The Maryknoll sisters in Ocotal, Nicaragua, had called to report that their border town was under attack. Six hundred U.S.-backed contras had invaded early that morning. The Maryknoll sisters told of many dead and wounded people lying in the streets and said that a U.S.-made mortar shell had exploded in their own backyard. The casualties were mounting and, as usual, most were civilians.
Some victims suffered torture and mutilation, a terrorist tactic frequently practiced by these CIA-supported mercenary soldiers. The contras also destroyed grain supplies, power station offices, the lumber mill and processing plant, and the small radio station.
I shared the sad news with the Ohio Witness for Peace volunteers. As I spoke, I could see tears in the eyes of many in the circle. Then I learned that the Ohio delegation had stayed in Ocotal during their visit to Nicaragua.

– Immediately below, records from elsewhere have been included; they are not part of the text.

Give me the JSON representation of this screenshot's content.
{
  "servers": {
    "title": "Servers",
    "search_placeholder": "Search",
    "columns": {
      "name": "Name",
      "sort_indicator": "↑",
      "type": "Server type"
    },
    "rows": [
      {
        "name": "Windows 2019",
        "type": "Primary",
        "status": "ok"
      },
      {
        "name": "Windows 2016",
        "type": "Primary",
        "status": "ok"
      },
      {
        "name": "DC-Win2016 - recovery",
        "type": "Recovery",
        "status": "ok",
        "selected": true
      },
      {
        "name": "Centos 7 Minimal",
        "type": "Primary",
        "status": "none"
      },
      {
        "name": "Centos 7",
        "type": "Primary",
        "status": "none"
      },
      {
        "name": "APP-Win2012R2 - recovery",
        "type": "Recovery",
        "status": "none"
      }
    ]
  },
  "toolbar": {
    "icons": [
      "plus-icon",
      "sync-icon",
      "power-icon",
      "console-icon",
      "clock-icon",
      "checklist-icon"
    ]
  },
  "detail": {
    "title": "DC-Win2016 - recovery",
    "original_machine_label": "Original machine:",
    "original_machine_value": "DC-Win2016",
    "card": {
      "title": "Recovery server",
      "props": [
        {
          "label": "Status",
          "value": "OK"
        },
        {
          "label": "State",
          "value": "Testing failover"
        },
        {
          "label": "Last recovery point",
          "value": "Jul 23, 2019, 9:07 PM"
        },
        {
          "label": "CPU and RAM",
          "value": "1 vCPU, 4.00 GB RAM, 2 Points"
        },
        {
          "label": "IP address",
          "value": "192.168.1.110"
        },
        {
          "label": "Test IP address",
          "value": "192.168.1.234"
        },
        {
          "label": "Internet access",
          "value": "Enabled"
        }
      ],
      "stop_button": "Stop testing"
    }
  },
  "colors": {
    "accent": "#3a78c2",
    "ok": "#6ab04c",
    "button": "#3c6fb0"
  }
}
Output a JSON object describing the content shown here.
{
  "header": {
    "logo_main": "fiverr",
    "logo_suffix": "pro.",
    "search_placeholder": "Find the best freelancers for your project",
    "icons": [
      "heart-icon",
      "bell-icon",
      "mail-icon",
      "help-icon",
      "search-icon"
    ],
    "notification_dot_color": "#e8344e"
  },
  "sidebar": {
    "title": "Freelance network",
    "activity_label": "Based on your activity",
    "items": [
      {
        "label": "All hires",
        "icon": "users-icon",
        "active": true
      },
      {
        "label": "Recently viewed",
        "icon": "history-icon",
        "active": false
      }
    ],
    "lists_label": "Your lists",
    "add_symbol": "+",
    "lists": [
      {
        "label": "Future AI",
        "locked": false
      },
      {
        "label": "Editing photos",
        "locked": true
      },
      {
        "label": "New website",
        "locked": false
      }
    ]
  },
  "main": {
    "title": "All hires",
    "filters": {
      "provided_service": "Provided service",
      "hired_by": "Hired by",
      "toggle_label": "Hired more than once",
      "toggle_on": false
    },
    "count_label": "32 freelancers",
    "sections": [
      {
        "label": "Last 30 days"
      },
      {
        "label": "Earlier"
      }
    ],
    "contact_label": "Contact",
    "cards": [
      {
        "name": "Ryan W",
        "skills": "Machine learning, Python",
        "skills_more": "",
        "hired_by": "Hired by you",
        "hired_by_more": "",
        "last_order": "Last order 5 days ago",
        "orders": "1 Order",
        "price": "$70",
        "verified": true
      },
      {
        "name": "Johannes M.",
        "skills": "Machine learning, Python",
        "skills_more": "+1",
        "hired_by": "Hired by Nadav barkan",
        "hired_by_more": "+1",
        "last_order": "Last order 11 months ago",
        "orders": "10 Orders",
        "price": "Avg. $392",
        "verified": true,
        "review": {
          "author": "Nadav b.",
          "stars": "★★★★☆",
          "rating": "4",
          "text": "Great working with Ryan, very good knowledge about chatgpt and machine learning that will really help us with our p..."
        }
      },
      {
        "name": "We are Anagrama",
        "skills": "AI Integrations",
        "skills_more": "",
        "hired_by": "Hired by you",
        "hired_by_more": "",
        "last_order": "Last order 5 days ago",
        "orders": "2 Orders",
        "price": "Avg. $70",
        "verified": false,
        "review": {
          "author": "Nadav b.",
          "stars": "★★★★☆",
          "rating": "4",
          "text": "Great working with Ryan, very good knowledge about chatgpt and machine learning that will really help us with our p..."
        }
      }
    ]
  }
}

The people with whom I was sitting had lived with families in Ocotal. They had prayed with the people, played with their children, and shared hospitality, worship, and faith. Real bonds had begun to form. I could see that the concern and pain in their faces was deeply personal.
It wasn't hard for me to share their feelings. The first Witness for Peace short-term team, of which I was a member, had spent a night in Ocotal when the road ahead to Jalapa was closed due to heavy shelling and attacks from the contras. Church groups in Ocotal quickly organized a procession that culminated in an unforgettable prayer vigil with more than 500 people in the town's square.